Startup Diary, II
How ‘Bout Those Pitches
Monday morning I got an email from the production crew at iFundWomen with a link to the first draft of my crowdfunding campaign video. The thing was actually here, real, out in the world waiting for eyes and use. I thought I was going to throw up.
The timing of the email happened to coincide with the writing of the “Blurb” for the day and so I described my feelings as content for that daily submission. Someone with my phone number either has an RSS subscription to the feed or just happened to check my homepage the minute I hit save because they immediately texted me asking if I’d be willing to share the link.
I took a deep breath and considered the request; if nothing else it prompted a rip-it-off-like-a-bandage impulse that pushed me to just watch the damn video. So I watched the video. And again I thought I would throw up.
I had gone into the video process with many concerns and more than a few reservations. I absolutely loathe “produced” media, and “produced” crowdfunding videos especially. I went to great pains to pick music that felt as far away from the other videos I’d watched, to supply assets that were humble and raw, to reference inspirations that had nothing to do with typical marketing reels (specifically, all three season intros for the AMC show Preacher).
As I hit play and saw my face and heard my words and watched the edits and footage and every single production choice the crew had made, I went from on the verge of vomiting to crying. After all my good intentions, the whole thing came out just like every other fucking crowdfunding video I’d ever seen. I rewatched it with my eyes closed because I didn’t believe they had used the music I picked. But they had — it just couldn’t hold up against the three minutes of studio-lit interview, me in a chair with my legs crossed, cut with b-roll of me looking off in the distance, sitting on a fucking ladder and some other basic AF shit. None of my choices or messaging felt evident.
Having cleared the hurdle of just watching the damn thing, I sat back and almost cried. I looked at my phone, the text asking to see it. The gentleman making the ask has been a supportive and avid reader/viewer of everything on the site and I knew he was sincere and only asking out of concern and perhaps a desire to be helpful so I decided to go ahead and rip that bandage off as well. Sure, I’ll share this dreck with someone else and admit to its existence despite how absolutely embarrassed and disappointed I feel.
It took a while for him to have the time to watch, absorb and describe his opinion so I had many hours to spin out on my couch. The pit in my stomach deep and sour, my eyes still wet, my spirit flat. If I couldn’t convey my message and intent to the two-person crew who possessed not only the written version of my pitch but who also sat through multiple takes and improv-ed backstory and story variations, then what the fuck was I doing? How would I be able to convince anyone?
My tailspin caught some momentum; why was I even pursuing this anyway? Nobody seems to get it, why even bother? Ok fine, only a dozen or so people have heard my actual pitch but that’s not the point. What matters is that most just think GRAPHICPAINT is just a blog and that’s all it will ever be. So it’s a stupid idea. Stupid because nobody hears my pitch and then goes, yeah that would be awesome. Instead they sit dumbfounded and confused. Ok, maybe TWO people have gotten it, or at least appeared to, but those same people wind up asking me to explain it again later [so did they ever really get it???].

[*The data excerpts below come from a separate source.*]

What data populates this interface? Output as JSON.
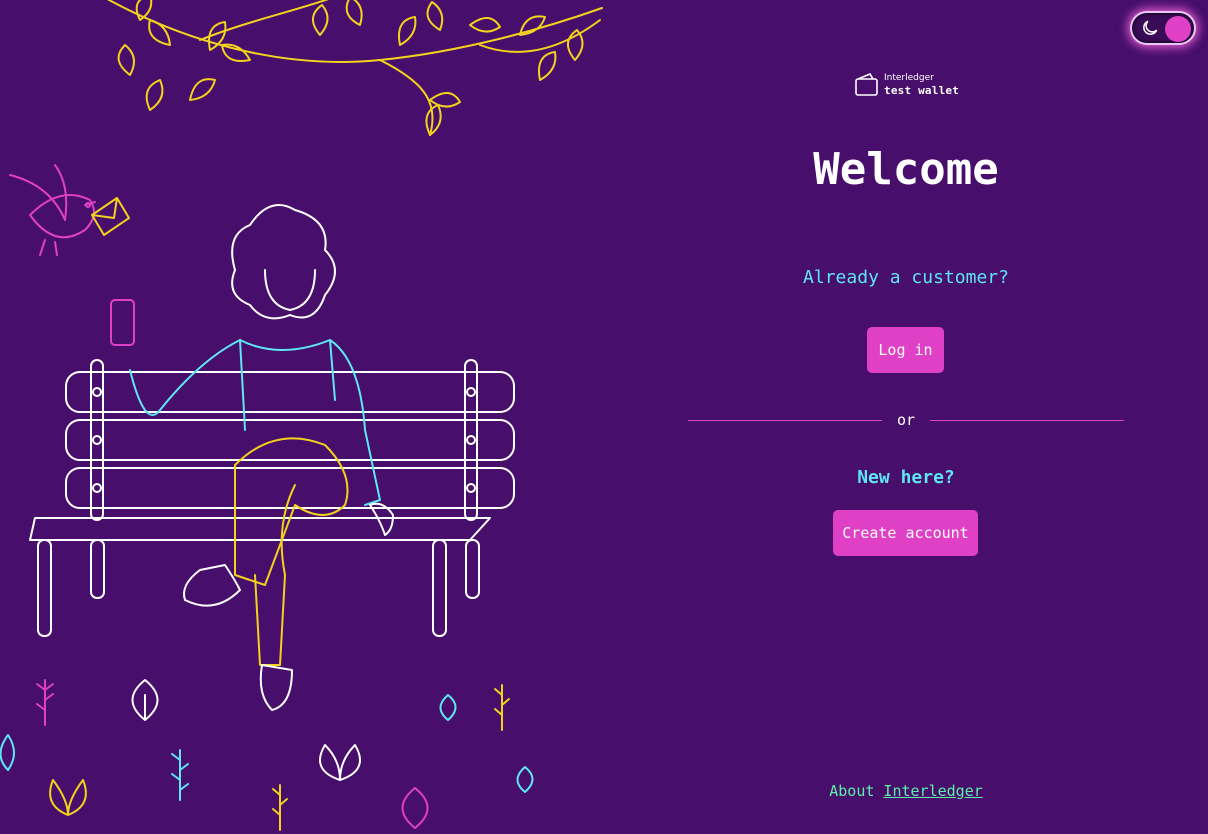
{
  "colors": {
    "background": "#470e6b",
    "accent": "#e040c6",
    "cyan": "#5ee6f5",
    "green": "#5ef0a8",
    "yellow": "#f3d21e"
  },
  "theme_toggle": {
    "icon": "moon-icon",
    "state": "dark"
  },
  "brand": {
    "small": "Interledger",
    "main": "test wallet",
    "icon": "wallet-icon"
  },
  "welcome": {
    "title": "Welcome",
    "existing_prompt": "Already a customer?",
    "login_label": "Log in",
    "divider_text": "or",
    "new_prompt": "New here?",
    "create_label": "Create account"
  },
  "footer": {
    "about": "About",
    "link": "Interledger"
  }
}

I sat on my couch having a full-on pity party and absolutely wanted to give up.
I thought about all the things already out there, I thought about how it felt like nobody wanted this idea, how nobody would use it; I stayed in that headspace for about 8 hours. But then I left the house, and along the way I started making notes about what I didn’t like about the video and how I would change it. I found myself essentially planning to cut the majority of the footage that had been shot to replace it with a rough homemade set of statements spliced with color-filled screens depicting cheeky statements about what GRAPHICPAINT is [and will be]. I started to feel a little better.
But I still wanted to throw up.
Later it also occurred to me that I’ve been keeping my pitches a little close to the chest because they make me feel uncomfortably vulnerable to share. Well that’s exactly the feeling I want to inspire people to push past so WTF? Exactly. And so, I decided to record audio of my pitches as it has evolved over the last 3 to 4 months. The final read is the shortest, a version cobbled together during my pity party to contextualize the project to an entirely new person who never responded after so clearly it’s awful. Anyway! You might as well send me some feedback if you listen to them — can’t be any worse than what’s in my head right?
One other thing, once my desire to throw up finally left, I decided to scrap the crowdfunding campaign and instead move forward with a self-funded site build. I figure if I put my money where my mouth is, then some shit might finally start to happen. To that end, I’m taking a few thousand from my 401k and investing it in hiring some developers instead of saving it for housing and living expenses. I feel in my gut that people need to see my vision instead of hear it, so I’m going focus my intentions and resources on this next step to make that possible. I imagine it will be like the podcast, just an idea until the moment I put it out there.